Syncopes du sportif : Prise en charge thérapeutique et gestion de la pratique sportive
L’ attitude thérapeutique immédiate face à une syncope survenue pendant une activité sportive, les autorisations pour la poursuite du sport selon l’étiologie en cause, et l’attitude proposée vis-à-vis des patients finalement appareillés d’un stimulateur ou d’un défibrillateur cardiaque sont les trois éléments essentiels à prendre en compte pour la gestion actuelle proposée pour la pratique sportive chez un patient qui a présenté une syncope. (Figure 1)

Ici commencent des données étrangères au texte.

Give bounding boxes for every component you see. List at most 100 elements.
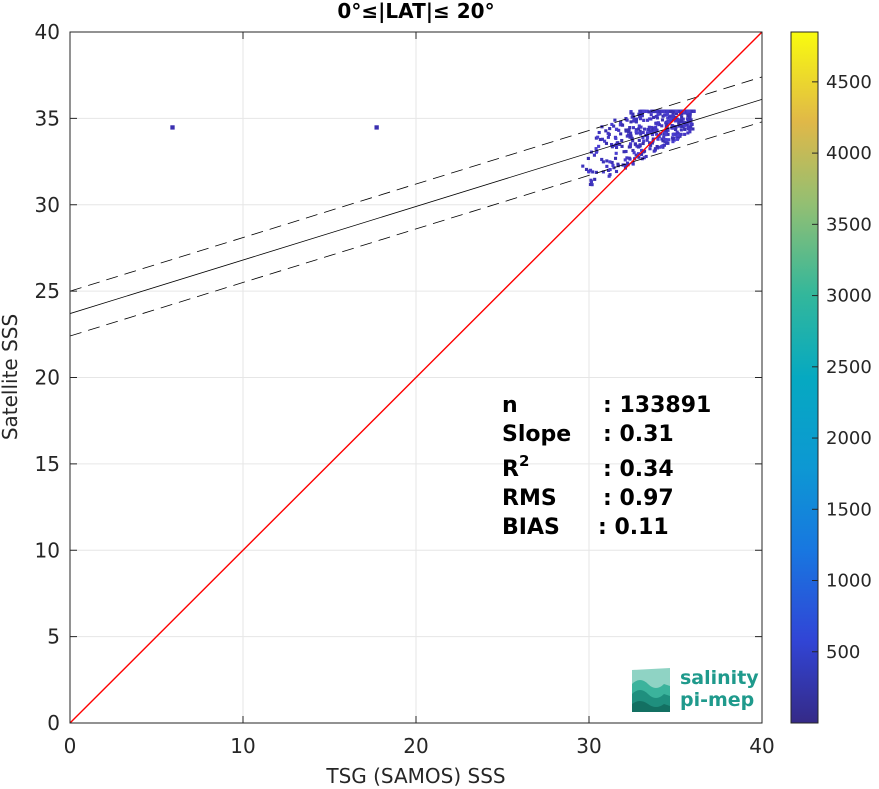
density-cell — [651, 137, 655, 141]
density-cell — [614, 169, 619, 174]
y-axis-label: Satellite SSS — [0, 314, 22, 440]
density-cell — [680, 115, 684, 119]
y-tick-label: 15 — [35, 452, 60, 476]
density-cell — [657, 123, 661, 127]
density-cell — [603, 139, 607, 143]
density-cell — [653, 130, 657, 134]
density-cell — [597, 144, 601, 148]
stat-bias-label: BIAS — [502, 515, 560, 540]
density-cell — [647, 128, 651, 132]
density-cell — [671, 112, 675, 117]
density-cell — [675, 130, 679, 134]
density-cell — [632, 117, 636, 121]
density-cell — [648, 147, 652, 151]
regression-line — [70, 98, 762, 314]
density-cell — [637, 124, 641, 128]
density-cell — [634, 129, 638, 134]
density-cell — [666, 132, 670, 136]
density-cell — [645, 135, 650, 139]
density-cell — [614, 145, 619, 150]
density-cell — [637, 112, 641, 116]
density-cell — [640, 113, 644, 117]
density-cell — [664, 133, 668, 137]
density-cell — [660, 124, 664, 128]
density-cell — [631, 162, 635, 166]
x-tick-label: 10 — [230, 734, 255, 758]
density-cell — [624, 149, 628, 154]
density-cell — [628, 126, 632, 130]
density-cell — [627, 130, 631, 134]
density-cell — [635, 144, 639, 148]
density-cell — [621, 123, 625, 127]
density-cell — [655, 144, 659, 149]
density-cell — [624, 117, 628, 121]
density-cell — [665, 126, 669, 130]
density-cell — [606, 135, 610, 139]
density-cell — [685, 117, 690, 121]
fit-lines — [70, 32, 762, 723]
stat-n-value: : 133891 — [603, 393, 711, 418]
density-cell — [628, 143, 632, 147]
density-cell — [690, 109, 694, 113]
stats-box: n : 133891 Slope : 0.31 R2 : 0.34 RMS : … — [502, 393, 711, 540]
density-cell — [629, 111, 633, 115]
density-cell — [651, 130, 655, 134]
density-cell — [608, 160, 612, 164]
density-cell — [679, 128, 683, 132]
density-cell — [590, 183, 594, 187]
density-cell — [671, 115, 675, 119]
density-cell — [615, 141, 619, 145]
density-cell — [657, 134, 661, 138]
density-cell — [671, 132, 675, 136]
colorbar-tick-label: 4000 — [826, 143, 872, 164]
density-cell — [642, 118, 646, 122]
density-cell — [612, 166, 616, 170]
density-cell — [614, 151, 618, 155]
density-cell — [639, 132, 643, 136]
density-cell — [631, 126, 635, 130]
density-cell — [627, 156, 631, 160]
density-cell — [623, 158, 627, 162]
density-cell — [616, 162, 620, 166]
density-cell — [666, 116, 670, 120]
density-cell — [662, 132, 666, 136]
density-cell — [654, 114, 658, 118]
density-cell — [600, 157, 604, 162]
density-cell — [610, 160, 614, 165]
density-cell — [630, 136, 634, 140]
density-cell — [624, 128, 628, 132]
density-cell — [634, 128, 638, 132]
density-cell — [685, 123, 689, 127]
density-cell — [664, 128, 668, 133]
density-cell — [632, 119, 636, 123]
density-cell — [581, 164, 585, 168]
chart-title: 0°≤|LAT|≤ 20° — [337, 0, 494, 23]
density-cell — [689, 122, 693, 126]
colorbar-tick-label: 1000 — [826, 571, 872, 592]
identity-line — [70, 32, 762, 723]
density-cell — [662, 130, 666, 134]
density-cell — [680, 124, 684, 128]
density-cell — [671, 110, 675, 114]
density-cell — [686, 119, 690, 124]
density-cell — [626, 163, 630, 167]
density-cell — [666, 141, 670, 145]
density-cell — [633, 142, 637, 146]
density-cell — [667, 120, 671, 124]
y-tick-label: 35 — [35, 106, 60, 130]
upper-band-line — [70, 76, 762, 292]
density-cell — [640, 148, 644, 152]
density-cell — [642, 156, 646, 160]
density-cell — [634, 153, 638, 157]
density-cell — [665, 109, 669, 113]
density-cell — [648, 141, 652, 145]
density-cell — [640, 152, 644, 156]
density-cell — [604, 141, 609, 145]
x-tick-label: 20 — [403, 734, 428, 758]
density-cell — [584, 167, 589, 171]
density-cell — [617, 128, 621, 132]
density-cell — [613, 143, 617, 148]
density-cell — [655, 128, 659, 132]
density-cell — [631, 148, 635, 153]
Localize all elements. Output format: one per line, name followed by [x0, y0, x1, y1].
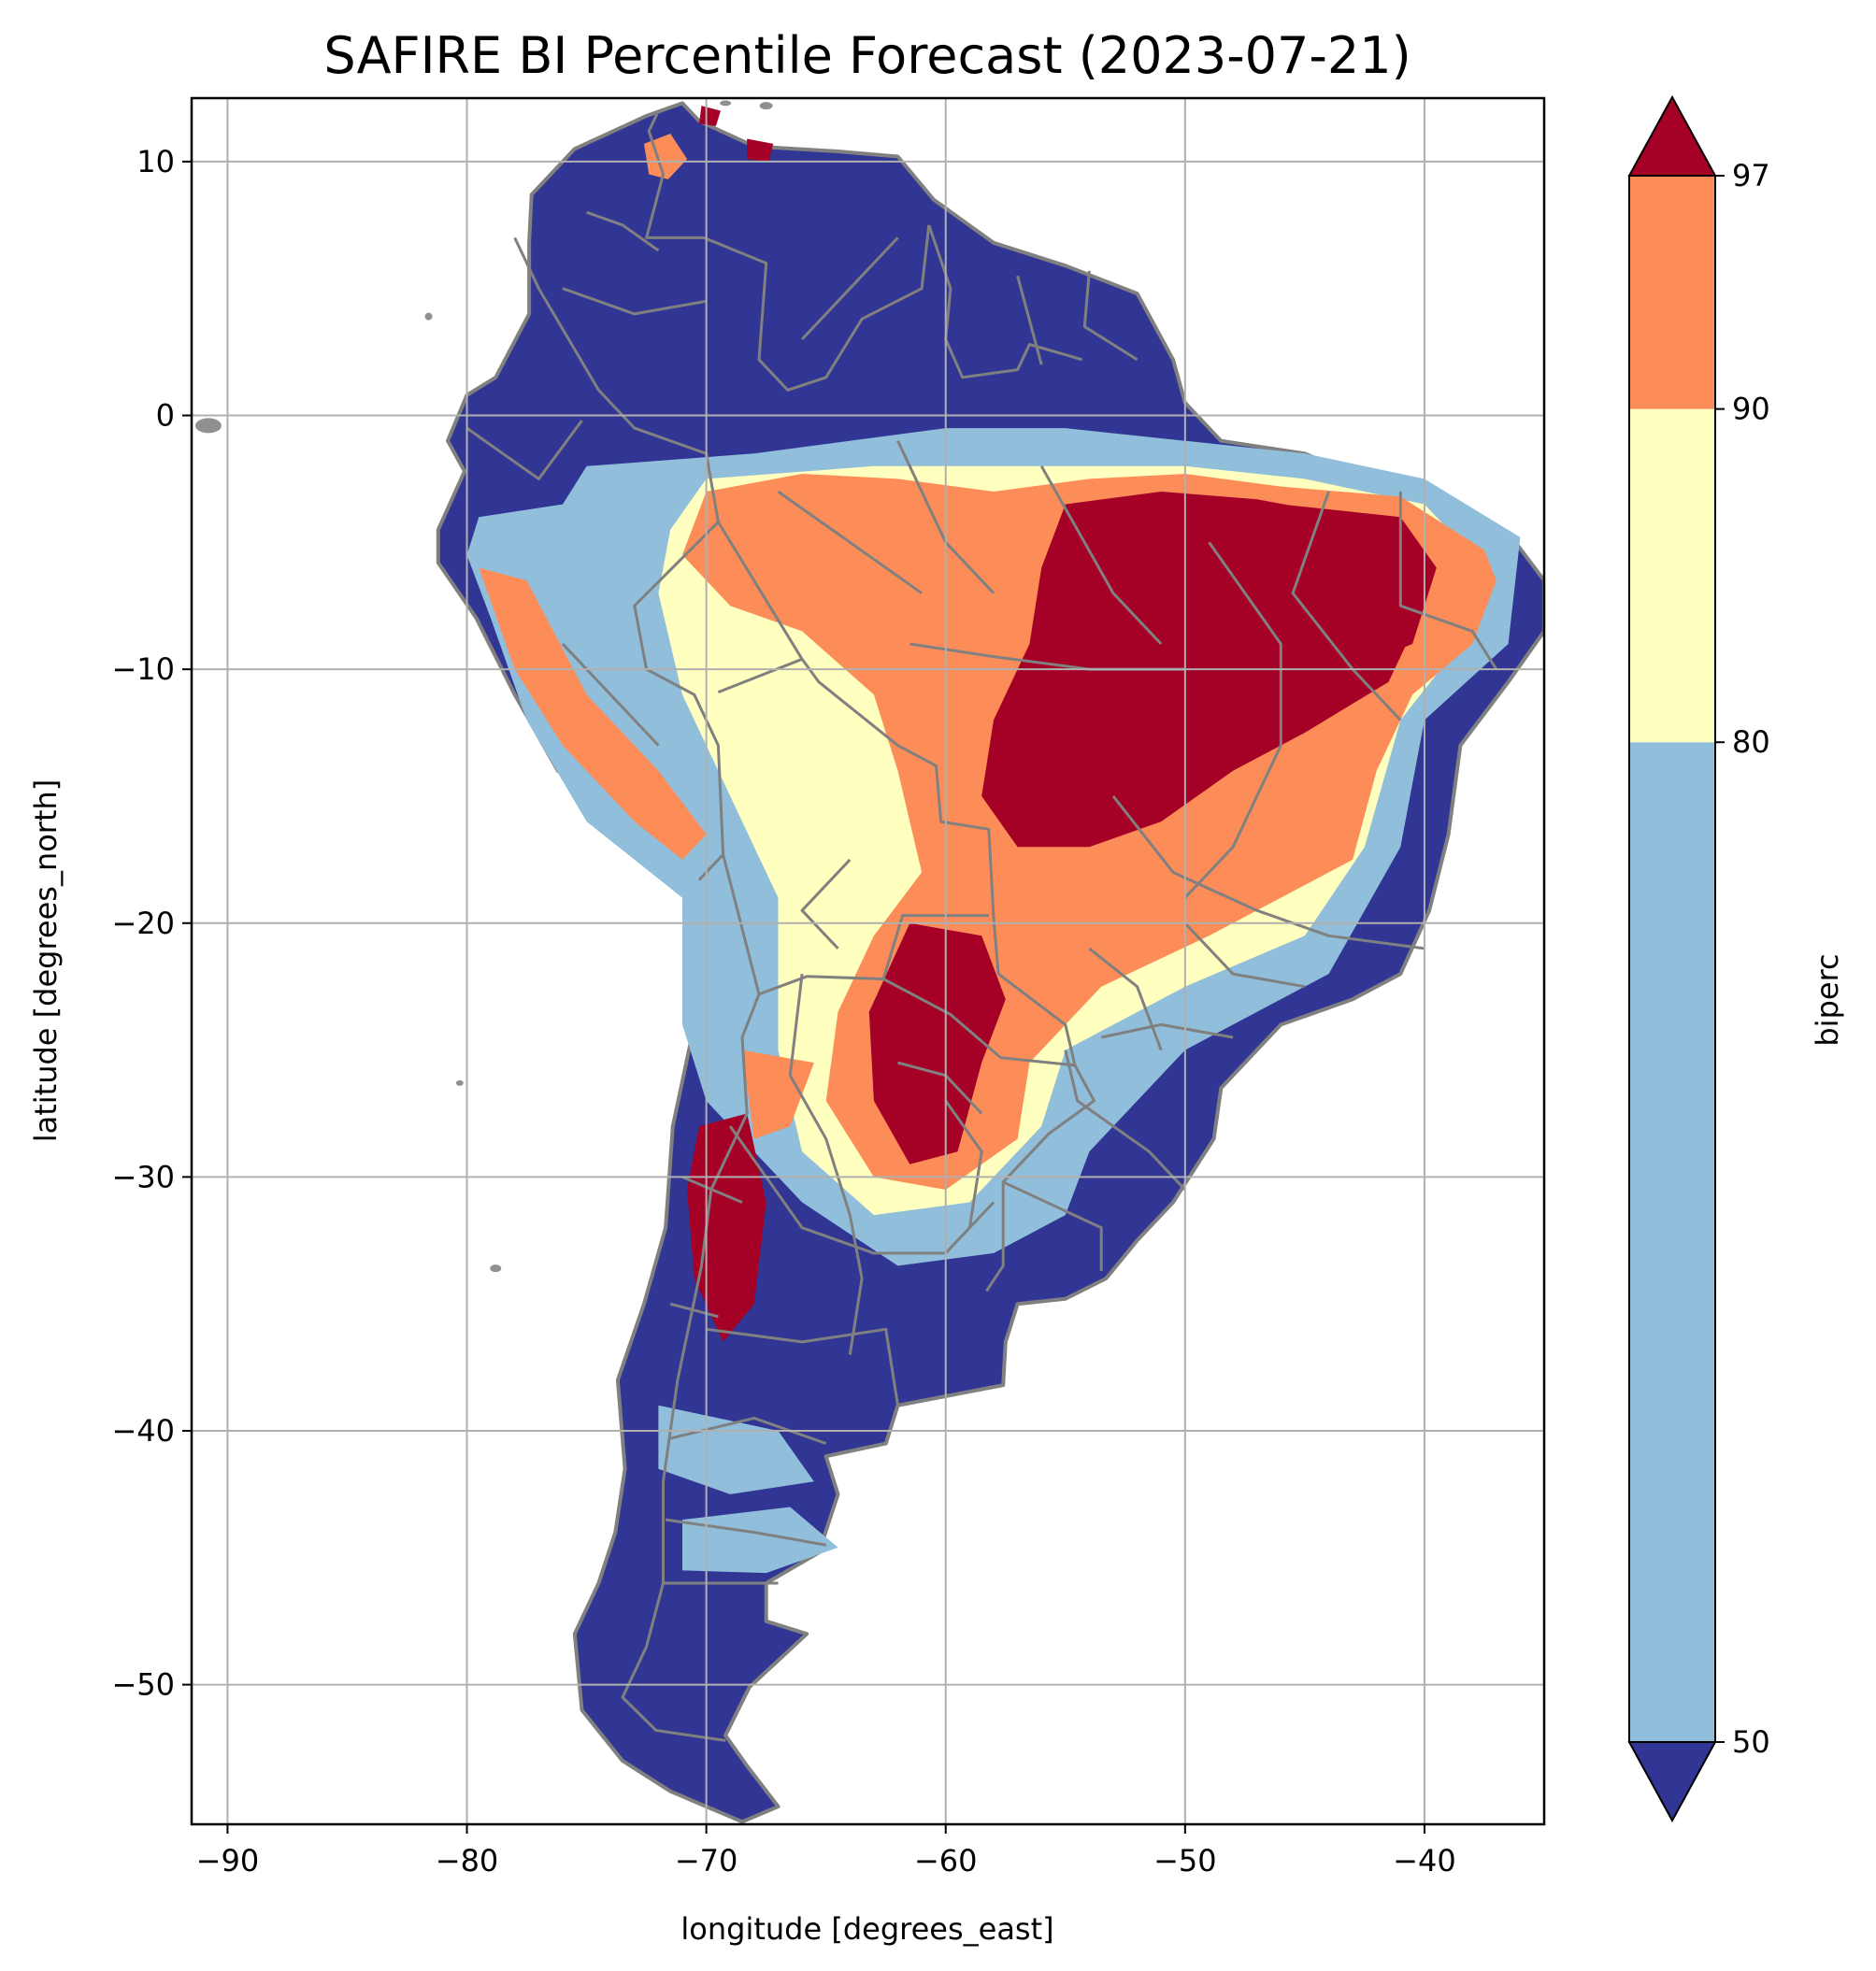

La survenue d’une syncope chez un sportif impose toujours l’arrêt du sport le temps du bilan qui sera exhaustif (cf. prise en charge diagnostique Cordiam N°40). A l’issue de cette évaluation, la restriction sportive dépendra de la cardiopathie sous-jacente et du type d’activité sportive souhaitée1 . Les sports à risque en cas de survenue de syncope devront toujours être évités1, 2.
Attitude en cas de malaise ou de syncope sur le terrain de sport
Le médecin qui accepte de surveiller des épreuves sportives doit être formé aux gestes d’urgence et est responsable de la mise en place et de la vérification du matériel d’urgence. Dans tous les cas, en cas de malaise ou de syncope il faut immédiatement isoler la victime pour l’examiner et évaluer la gravité du malaise.
Les malaises et syncopes per-effort restent fortement en faveur d’une cause cardiaque. La constatation d’un arrêt cardio-respiratoire impose la mise en route immédiate de la chaîne de survie avec ses trois chaînons appeler, masser et défibriller. En l’absence de risque vital immédiat, l’interrogatoire et un examen rapide et précis permettent d’évoquer le mécanisme en cause.
Les malaises et syncopes qui surviennent après l’effort sont dans l’immense majorité des cas d’origine vasovagale.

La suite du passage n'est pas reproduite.